We had been awarded a penalty in virtually the last minute of the game, in extra-time. What drama! God likes to be dramatic sometimes too. God was coming through, He had found a Lucifer in the form of Luis Suarez who wanted to impede the progress of His people. Luis Suarez basically snatched Ghana and Africa’s dreams! He punched our drive, burst our bubble, questioned our faith. He was like, let me see, what these people are really made off. Instead of granting you success, I’ll test you. This is not God speaking, this was the ‘Lucifer’. Sorry, Suarez, just postulating here, I am sure you are a nice guy. Guess who was going to take the penalty? The jama dancer. The ring leader. The moniker after whom “Yes, We Gyan” was named after. The one who had gotten the Black Stars and their massive support this far. His one goal was finally here. But God had another idea.
He was like, “Let me test the resolve of my people. Let me show them some adversity and see how they deal with it. Let me test their faith. Let me question their belief.” So He did. He made Asamoah Gyan miss the penalty. This was the test. How did God’s people do? How did Ghanaians do?
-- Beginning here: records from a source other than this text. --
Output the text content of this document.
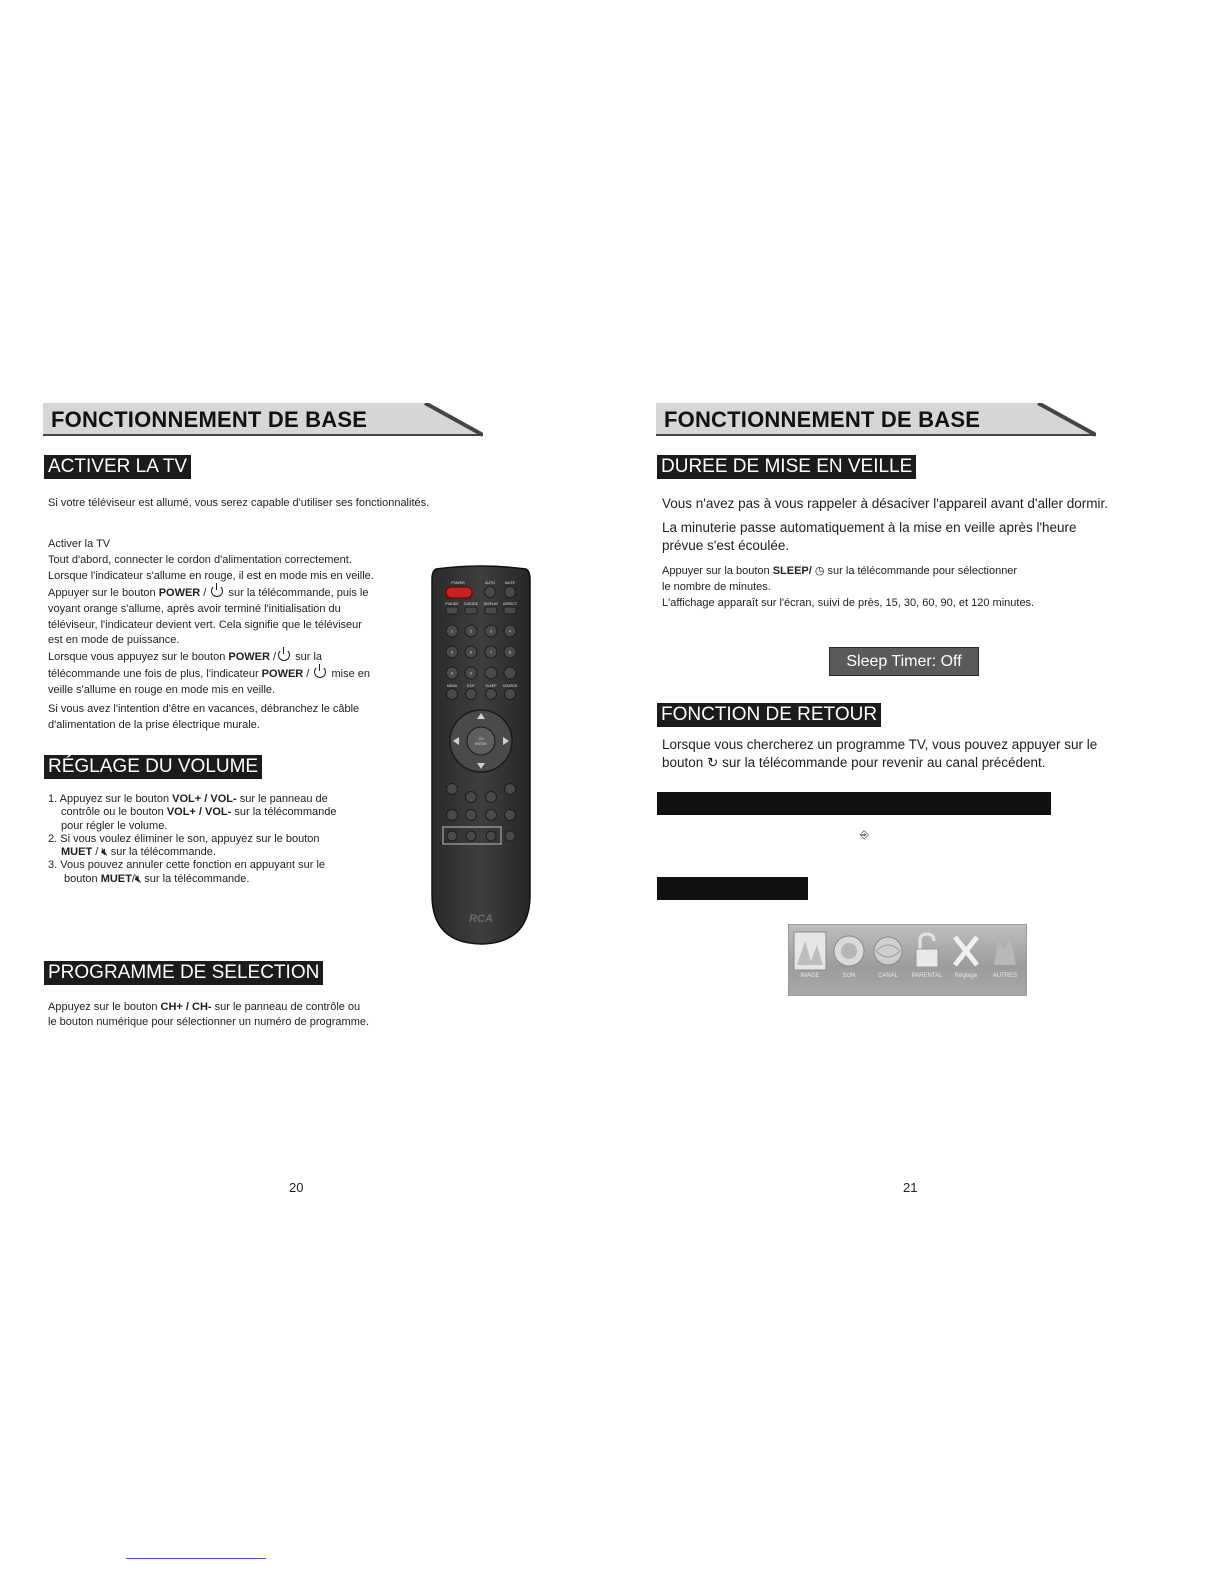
FONCTIONNEMENT DE BASE
ACTIVER LA TV
Si votre téléviseur est allumé, vous serez capable d'utiliser ses fonctionnalités.
Activer la TV
Tout d'abord, connecter le cordon d'alimentation correctement.
Lorsque l'indicateur s'allume en rouge, il est en mode mis en veille.
Appuyer sur le bouton POWER /  sur la télécommande, puis le
voyant orange s'allume, après avoir terminé l'initialisation du
téléviseur, l'indicateur devient vert. Cela signifie que le téléviseur
est en mode de puissance.
Lorsque vous appuyez sur le bouton POWER / sur la
télécommande une fois de plus, l'indicateur POWER /  mise en
veille s'allume en rouge en mode mis en veille.
Si vous avez l'intention d'être en vacances, débranchez le câble
d'alimentation de la prise électrique murale.
RÉGLAGE DU VOLUME
1. Appuyez sur le bouton VOL+ / VOL- sur le panneau de
contrôle ou le bouton VOL+ / VOL- sur la télécommande
pour régler le volume.
2. Si vous voulez éliminer le son, appuyez sur le bouton
MUET / 🔇︎ sur la télécommande.
3. Vous pouvez annuler cette fonction en appuyant sur le
bouton MUET/🔇︎ sur la télécommande.
PROGRAMME DE SELECTION
Appuyez sur le bouton CH+ / CH- sur le panneau de contrôle ou
le bouton numérique pour sélectionner un numéro de programme.
POWER	AUTO	MUTE
P.MODE S.MODE DISPLAY ASPECT
1	2	3	4
5	6	7	8
9	0
MENU	EXIT	SLEEP SOURCE
CH
ENTER
RCA
20
FONCTIONNEMENT DE BASE
DUREE DE MISE EN VEILLE
Vous n'avez pas à vous rappeler à désaciver l'appareil avant d'aller dormir.
La minuterie passe automatiquement à la mise en veille après l'heure
prévue s'est écoulée.
Appuyer sur la bouton SLEEP/ ◷ sur la télécommande pour sélectionner
le nombre de minutes.
L'affichage apparaît sur l'écran, suivi de près, 15, 30, 60, 90, et 120 minutes.
Sleep Timer: Off
FONCTION DE RETOUR
Lorsque vous chercherez un programme TV, vous pouvez appuyer sur le
bouton ↻ sur la télécommande pour revenir au canal précédent.
⎆
IMAGE	SON	CANAL	PARENTAL	Réglage	AUTRES
21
How did the Black Stars supporters do? We failed the test. Zero percent! You could see our collective spirit die after that penalty hit the bair into the air and vanishes our dreams into thin air as well. You couldn’t get a single Ghanaian to say ‘VIM’ then. God is truly a Ghanaian. He tested us and our true character showed. We gave up. The belief was only there when the times were great. We were there for the ride. We were there for the show. We are there for the dancing, singing and the collection.
Once our spirit was broken, there was not much God could do to save His people. When Asamoah Gyan was about to take the penalty, the folks I was watching the game with and I held our hands in front of the TV, ready to rejoice when he scored. We just stood there and watched. And did not pray. I don’t know why we didn’t pray but we didn’t. After that Gyan miss, I think “God Has A Nation Ahead” gave up. Asamoah Gyan picked himself up and converted his spot kick but we were probably busy cursing him out while he was keeping us in the game. Stephen Appiah tornadoed his kick into the net, the Uruguayan goalie touched the ball but couldn’t keep it out. John Mensah, the pastor of the team, the Rock of Gibraltar, struck the most confident pose of any penalty taker in Ghana’s history but gave away his chance. Dominic Adiyiah missed his penalty and Ghanaians read his lip saying, “Awurade mawu” – God, I’m dead. Ghana died shortly after.
So folks, God is a Ghanaian still. I hope this tournament serves us a lesson for us. We must learn to deal with adversity in the right way. It should not break out spirit and we shouldn’t only claim God during the good times. We must pray unceasingly and believe forever. Our faith must not be shaken. God will help Africa now if we help ourselves.